I was with a group of artistic people recently. I don’t merely mean creative people, I hang out with them all the time.  These people were visual artists of. I know about as much about paintings  as I do about wine. Which, technically, isn’t much. But I can tell you what I like and I can tell you why. Maybe I can’t tell you why in the jargon of the professionals, but I know that doesn’t make my preferences or opinions any less valid.

The conversation drifted to the Tates in London and everybody else expressed a preference for the Tate Modern. One or two people positively gushed in appreciation of the works of genius housed there. I wrinkled my nose.

‘Can’t stand it,’ I said. ‘It irritates me.’
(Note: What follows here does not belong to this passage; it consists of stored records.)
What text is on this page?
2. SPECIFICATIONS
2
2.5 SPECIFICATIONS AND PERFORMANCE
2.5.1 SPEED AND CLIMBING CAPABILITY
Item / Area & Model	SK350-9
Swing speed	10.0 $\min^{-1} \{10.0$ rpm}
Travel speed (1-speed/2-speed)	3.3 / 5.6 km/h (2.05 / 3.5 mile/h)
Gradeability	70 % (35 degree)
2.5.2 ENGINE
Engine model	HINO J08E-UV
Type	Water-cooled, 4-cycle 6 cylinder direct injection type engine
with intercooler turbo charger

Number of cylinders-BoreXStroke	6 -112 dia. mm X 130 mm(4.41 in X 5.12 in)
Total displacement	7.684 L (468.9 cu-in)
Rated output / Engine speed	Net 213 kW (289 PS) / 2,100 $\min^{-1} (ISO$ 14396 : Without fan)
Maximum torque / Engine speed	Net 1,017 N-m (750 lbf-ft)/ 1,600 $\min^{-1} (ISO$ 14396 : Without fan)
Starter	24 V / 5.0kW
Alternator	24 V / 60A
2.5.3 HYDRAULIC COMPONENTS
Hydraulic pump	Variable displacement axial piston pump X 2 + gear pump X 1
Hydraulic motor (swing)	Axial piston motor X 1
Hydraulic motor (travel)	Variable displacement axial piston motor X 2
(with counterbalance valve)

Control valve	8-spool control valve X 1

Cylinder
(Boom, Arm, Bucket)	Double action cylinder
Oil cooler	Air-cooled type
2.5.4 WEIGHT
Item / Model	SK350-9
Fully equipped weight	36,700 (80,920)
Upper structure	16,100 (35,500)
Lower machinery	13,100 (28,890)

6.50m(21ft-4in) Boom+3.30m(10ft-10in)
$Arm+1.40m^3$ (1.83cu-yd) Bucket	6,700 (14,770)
Raised eyebrows all round.

‘Seriously. It’s full of pretentious rubbish. So much more of what passes for ‘art’ does not display any talent. None of any artistic merit, anyway.’

There were audible gasps. I am old enough now not to care if I don’t appear sophisticated. I am secure enough in my opinions to proffer them fearlessly. In fact, I was a little amused. It did occur to me that these artistic people seemed to think that in order to appear sophisticated and knowledgeable about Art, they felt that they must profess appreciation of the most outlandish offerings labeled ‘Art’.

‘The beauty of modern art is that it can be whatever you want it to be,’ one of the Artists told me. ‘You need to be able to look at it and see beyond what’s on the canvas or in the frame.’

I smiled, remembering how, on a visit to the Tate Modern my eldest daughter – then aged just five – pronounced how she could have ‘done something like that’. I was in no position to disagree with her.

‘Can we leave now and go and look at some real paintings?’ she had asked me. She didn’t have to ask a second time, I can assure you.

To be perfectly honest, Modern Art smacks to me of  ‘The Emperor’s New Clothes’. The thinking seems to be that only those who are rather old, very conservative,  incredibly gauche or terribly unsophisticated would admit that they don’t ‘get’ it.

In conversation with these Artists, however, it suddenly occurred to me why I don’t like modern art; why I like Art to look like what it’s supposed to look like. I like pictures of people and flowers and mountains and sunsets.   My entire life has been spent in chaos. I am a past-master at making sense of madness. I have skills in that arena that – if I could teach them – would make me enough money to retire on by my next birthday!

Taking a big, awkward mess and trying to make it – inside the shell of my skull at least – into something that is ordered is something I can do with ease.

Organising chaos is first nature to me because in order to stay alive – literally – it was something I had to learn to do as a young child. So, the idea of choosing to do the same thing as a pleasurable pursuit is laughable! I don’t want to have to work at turning a load of paint splattered in a corner of a canvas into something coherent.

So I make no apology for my apparent lack of sophistication. I do not regret that I have no interest in looking at pictures that require ‘work’ to understand them. I’d much rather look at pictures that represent objects that are what they seem to be – pictures without agendas, if you will.